Producers: Aslam Parvez and Karim Prince Tshibangu Director: Russell Owen Screenplay: Russell Owen Cast: Tom Hughes, Kate Dickie, Greta Scacchi, Gaia Weiss, Jamie Marie Leary and Shuggie Distributor: Saban Films
The percentage division of atmosphere to narrative in “Shepherd” may be something like ninety to ten, but the mood it creates is so overpowering that it’s creepily compelling. If what you demand is a conventional thriller that offers a succession of grisly frights on its way to a pat resolution, Russell Owen’s film may bore you to tears. But if you’re willing simply to be swallowed up in the world it fashions in images and sounds, you’ll find it an intoxicating oddity.
In genre terms, the film would be categorized as a horror movie, but certainly what’s now thought of as an elevated or artsy one. It has some shock moments, but creates tension largely through the beautiful but fearsome locale in which it’s mostly set (the majority of the shoot occurred on the isle of Mull in the Inner Herbrides, off the west coast of Scotland), the gorgeous but unsettling widescreeen images crafted by cinematographer Richard Stoddard, the incredible sound design, filled with howling gales, creaking timbers and the regular tolling of a bell, supervised by Edwin Matthews, and an unnervingly edgy score by Callum Donaldson.
It also features a subtly textured performance by Tom Hughes, who, under Owen’s unhurried direction (and the solemn editing by Jim Page and Christopher Thornton), keeps one riveted in what is, for long stretches, basically a one-man show. He plays Eric Black, a young man introduced as being in the depths of grief over the death of his pregnant wife Rachel (Gaia Weiss) in a terrible car crash on a winding mountain road. Tormented by dreams of her and flashbacks to the crash, nursing thoughts of suicide, he retreats to the home of his mother Glenys (Greta Scacchi, easily managing the character’s angry and, later, coolly malevolent sides), but she rebuffs him for having abandoned her and his father for a woman she implies was unfaithful to him.
Devastated, he takes a job as a shepherd on a rocky, desolate island, to which he’s delivered, along his dog Baxter (a likably laid-back canine called Shuggie), by a one-eyed boat woman named Fisher (grim, dour Kate Dickie), who hands him a journal to record his experiences, as well as the key to the dilapidated cottage that will be his home, a rickety place that creaks and buckles in the constant wind and has only intermittent running water and phone service, cryptically wishing him luck. Across the field on the shore stands a non-functioning lighthouse, from which a bell sounds at irregular intervals.

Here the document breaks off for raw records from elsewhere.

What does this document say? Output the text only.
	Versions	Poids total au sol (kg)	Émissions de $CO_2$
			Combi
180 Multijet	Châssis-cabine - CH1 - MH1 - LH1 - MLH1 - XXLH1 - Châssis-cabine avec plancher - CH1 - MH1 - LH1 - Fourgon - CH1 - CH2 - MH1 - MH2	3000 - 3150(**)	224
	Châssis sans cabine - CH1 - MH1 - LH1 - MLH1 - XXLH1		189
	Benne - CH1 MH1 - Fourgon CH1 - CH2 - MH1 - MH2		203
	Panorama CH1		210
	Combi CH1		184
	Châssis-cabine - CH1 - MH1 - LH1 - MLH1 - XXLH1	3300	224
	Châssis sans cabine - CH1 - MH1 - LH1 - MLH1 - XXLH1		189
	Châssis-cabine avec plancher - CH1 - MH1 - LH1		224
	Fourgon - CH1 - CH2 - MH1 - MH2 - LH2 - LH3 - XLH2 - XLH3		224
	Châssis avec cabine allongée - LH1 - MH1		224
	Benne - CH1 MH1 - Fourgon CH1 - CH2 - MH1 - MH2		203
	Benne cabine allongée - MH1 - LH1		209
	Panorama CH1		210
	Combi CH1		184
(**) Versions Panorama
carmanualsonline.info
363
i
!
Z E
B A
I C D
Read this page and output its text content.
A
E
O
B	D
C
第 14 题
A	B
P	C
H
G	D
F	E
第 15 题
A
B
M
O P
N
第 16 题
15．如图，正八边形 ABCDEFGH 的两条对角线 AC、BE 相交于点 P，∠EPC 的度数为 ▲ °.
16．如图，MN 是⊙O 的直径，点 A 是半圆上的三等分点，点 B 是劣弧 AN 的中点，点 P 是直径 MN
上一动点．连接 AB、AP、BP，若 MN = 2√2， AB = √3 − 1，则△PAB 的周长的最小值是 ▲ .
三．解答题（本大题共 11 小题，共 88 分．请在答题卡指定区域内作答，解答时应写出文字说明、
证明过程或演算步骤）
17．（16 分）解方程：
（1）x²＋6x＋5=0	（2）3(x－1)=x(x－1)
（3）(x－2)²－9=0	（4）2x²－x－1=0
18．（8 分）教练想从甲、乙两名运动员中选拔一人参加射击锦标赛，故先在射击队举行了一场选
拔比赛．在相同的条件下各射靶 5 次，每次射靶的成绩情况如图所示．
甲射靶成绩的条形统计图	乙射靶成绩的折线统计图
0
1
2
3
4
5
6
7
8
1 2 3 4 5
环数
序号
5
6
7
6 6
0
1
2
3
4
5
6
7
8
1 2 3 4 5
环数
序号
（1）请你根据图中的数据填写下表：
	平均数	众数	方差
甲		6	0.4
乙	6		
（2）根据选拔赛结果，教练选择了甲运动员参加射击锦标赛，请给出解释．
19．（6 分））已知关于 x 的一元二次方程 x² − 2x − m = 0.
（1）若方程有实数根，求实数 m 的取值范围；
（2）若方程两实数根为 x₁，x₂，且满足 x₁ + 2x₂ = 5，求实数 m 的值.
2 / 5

In a touch reminiscent of “Vertigo,” Eric is subject to acrophobia, as is shown when he unsteadily mounts the rotting stairs to his second-story bedroom (a trip Baxter refuses to attempt). But that’s a practical problem quickly eclipsed by occurrences that seem unnatural. Coming down in the morning, he finds a cup of hot tea awaiting him. Going to get water from a nearby spring, he discovers in it the wedding ring he’d thrown into a lake back on the mainland. He spies a figure creeping into the locked lighthouse and scurrying away by boat. Baxter disappears into the fog, and a search yields no result. The next morning he finds Glenys genially making him breakfast before being transformed into a murderous creature—or is it only a dream? He finds journals scribbled by previous holders of his job, one writing of a witch, another including a terrifying drawing of Baxter. And wandering in search of the dog, he comes upon a beached ship, empty apart from some scuttling, barely glimpsed figure.
Unable to cope, Eric breaks into the lighthouse with a key he found on the derelict ship and turns on the light, attracting the attention of the surprised Fisher. But she doesn’t come to his rescue. Rushing back outside, he finds his sheep gutted and hung up on crossed wooden stakes, along with Baxter, and once back in the cottage he’s menaced by a robed figure that turns out to be Rachel. He tries to escape, setting her and the cottage ablaze, and attempts to swim out to Fisher’s ship, only to be dragged down by the ghost. But he somehow survives and is washed up on shore, where his limp body is found.
The film’s coda is foreshadowed in a caption that opens the film; it’s a verse drawn from Dante’s “Divine Comedy,” specifically the “Inferno.” Perhaps something from the “Purgatorio” might have been more suitable—certainly some frustrated viewers will consider the movie itself purgatorial. A final turn that returns Fisher to the action might be a bit of a reach even for admirers of the picture.
Overall, though, this agreeably ominous, impeccably crafted tale of guilt and punishment will be chillingly unnerving—for viewers who aren’t impatient for the next jump scare.